Christie Zunker, PhD and colleagues at the Neuropsychiatric Institute, Fargo, ND, evaluated six exercise intervention programs in clinical settings, including three that were conducted in hospitals (Int J Eat Disord 2011; 7:579) identified in the medical literature.
In one controlled study, by Calogero and Pedrotty (Eat Disord 2004; 112:273), designed to decrease excessive exercise among women in a residential eating disorders treatment center, a 60-minute exercise session was conducted four times a week and included a combination of stretching, posture, yoga, Pilates, partner exercises, strength training, balance, exercise balls, aerobic activity, and recreational games. Women with AN in the exercise group gained 33% more weight compared to women in the control group. In another study, 16 outpatients diagnosed with AN were randomized to either an exercise group with a 3-month graded exercise program or to a control group where patients were encouraged to limit their exercise (Int J Eat Disord 2000; 28:101). The graded exercise protocol consisted of seven levels, depending on the patient’s percent ideal body weight (% IBW) and percent body fat (% BF).For example Level 1 exercise included stretching three times a week for patients who were less than 75% IBW or 19% IBW, compared to Level 7, where the patient protocol included stretching, resistive strengthening exercises, and low-impact cardiovascular exercise three times a week for those at 100% IBW or 25% body weight. Both those in the exercise and control groups increased their BMI and % BF. The slight differences found between groups may have been due to the small sample size because four patients dropped out and only 12 participants completed the study.

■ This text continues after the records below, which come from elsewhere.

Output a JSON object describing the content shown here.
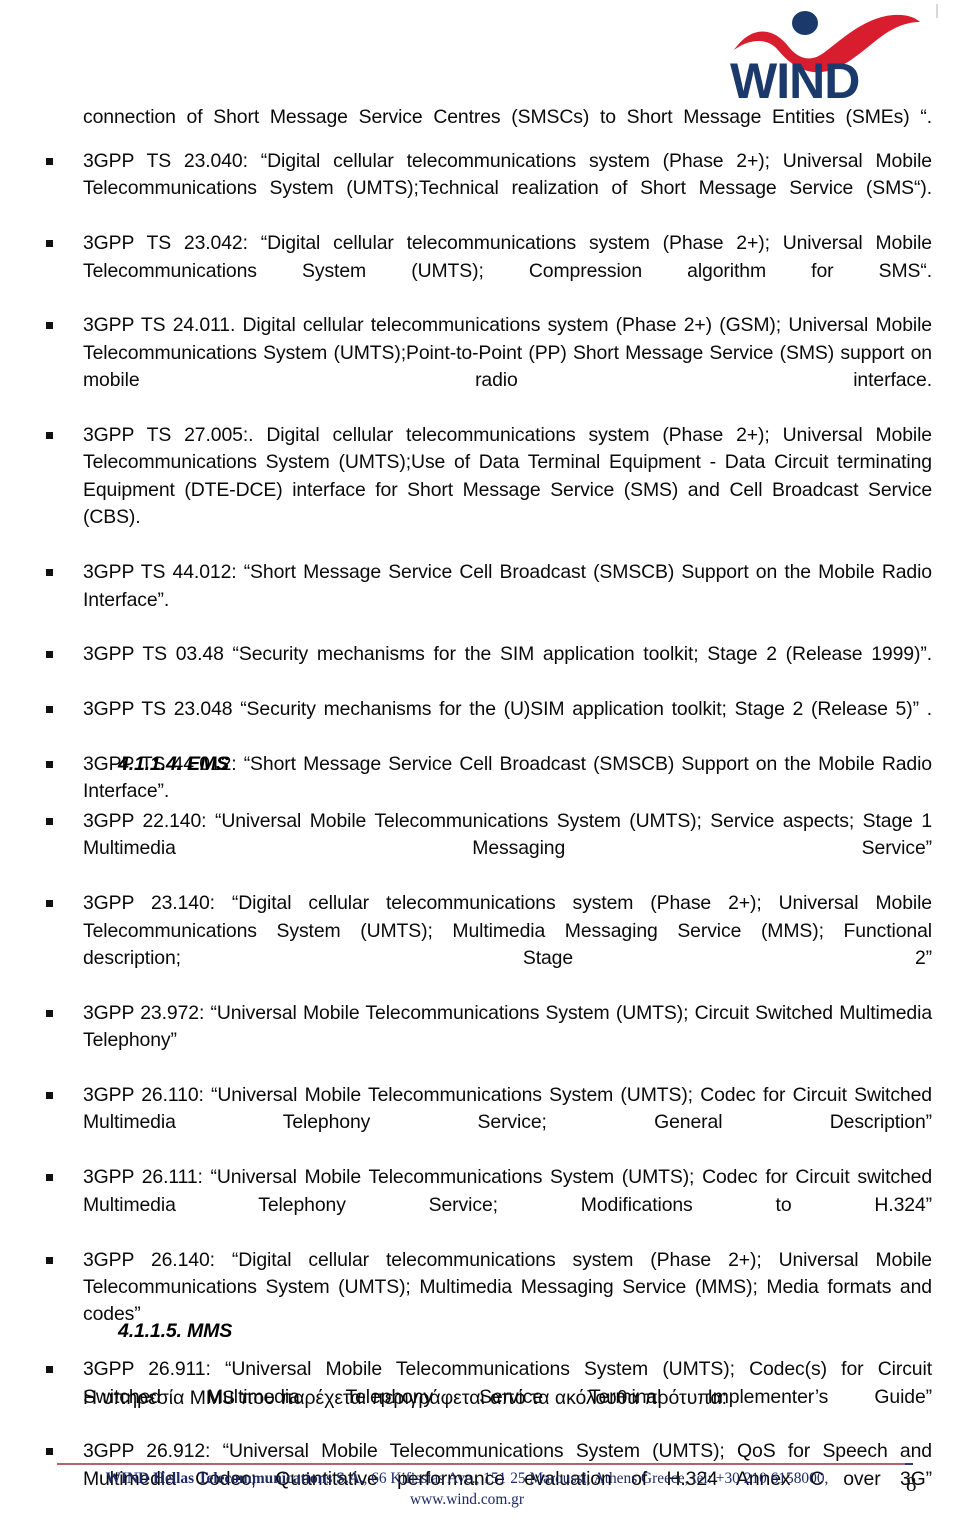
{
  "document": {
    "page_number": "8"
  },
  "logo": {
    "wordmark": "WIND",
    "red": "#D81E2E",
    "navy": "#1B3A6B"
  },
  "continuation_paragraph": "connection of Short Message Service Centres (SMSCs) to Short Message Entities (SMEs) “.",
  "sms_list": [
    "3GPP TS 23.040: “Digital cellular telecommunications system (Phase 2+); Universal Mobile Telecommunications System (UMTS);Technical realization of Short Message Service (SMS“).",
    "3GPP TS 23.042: “Digital cellular telecommunications system (Phase 2+); Universal Mobile Telecommunications System (UMTS); Compression algorithm for SMS“.",
    "3GPP TS 24.011. Digital cellular telecommunications system (Phase 2+) (GSM); Universal Mobile Telecommunications System (UMTS);Point-to-Point (PP) Short Message Service (SMS) support on mobile radio interface.",
    "3GPP TS 27.005:. Digital cellular telecommunications system (Phase 2+); Universal Mobile Telecommunications System (UMTS);Use of Data Terminal Equipment - Data Circuit terminating Equipment (DTE-DCE) interface for Short Message Service (SMS) and Cell Broadcast Service (CBS).",
    "3GPP TS 44.012: “Short Message Service Cell Broadcast (SMSCB) Support on the Mobile Radio Interface”.",
    "3GPP TS 03.48 “Security mechanisms for the SIM application toolkit; Stage 2 (Release 1999)”.",
    "3GPP TS 23.048 “Security mechanisms for the (U)SIM application toolkit; Stage 2 (Release 5)” .",
    "3GPP TS 44.012: “Short Message Service Cell Broadcast (SMSCB) Support on the Mobile Radio Interface”."
  ],
  "ems_section": {
    "heading": "4.1.1.4. EMS",
    "items": [
      "3GPP 22.140: “Universal Mobile Telecommunications System (UMTS); Service aspects; Stage 1 Multimedia Messaging Service”",
      "3GPP 23.140: “Digital cellular telecommunications system (Phase 2+); Universal Mobile Telecommunications System (UMTS); Multimedia Messaging Service (MMS); Functional description; Stage 2”",
      "3GPP 23.972: “Universal Mobile Telecommunications System (UMTS); Circuit Switched Multimedia Telephony”",
      "3GPP 26.110: “Universal Mobile Telecommunications System (UMTS); Codec for Circuit Switched Multimedia Telephony Service; General Description”",
      "3GPP 26.111: “Universal Mobile Telecommunications System (UMTS); Codec for Circuit switched Multimedia Telephony Service; Modifications to H.324”",
      "3GPP 26.140: “Digital cellular telecommunications system (Phase 2+); Universal Mobile Telecommunications System (UMTS); Multimedia Messaging Service (MMS); Media formats and codes”",
      "3GPP 26.911: “Universal Mobile Telecommunications System (UMTS); Codec(s) for Circuit Switched Multimedia Telephony Service Terminal Implementer’s Guide”",
      "3GPP 26.912: “Universal Mobile Telecommunications System (UMTS); QoS for Speech and Multimedia Codec; Quantitative performance evaluation of H.324 Annex C over 3G”"
    ]
  },
  "mms_section": {
    "heading": "4.1.1.5. MMS",
    "intro": "Η υπηρεσία MMS που παρέχεται περιγράφεται από τα ακόλουθα πρότυπα:"
  },
  "footer": {
    "company": "WIND Hellas Telecommunications S.A.",
    "address": ", 66 Kifissias Ave., 151 25 Maroussi, Athens Greece, tel: +30 210 6158000,",
    "url": "www.wind.com.gr",
    "rule_color": "#B4636B",
    "text_color": "#1D2A63"
  }
}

According to Dr. Zunker and her co-workers, limited empirical findings demonstrate a positive correlation between responsible physical activity and weight restoration in patients with AN. It seems important to develop comprehensive treatments to promote weight restoration, including gradually encouraging healthy amounts of physical activity, for patients with AN who exercise excessively despite injuries and contrary to medical advice.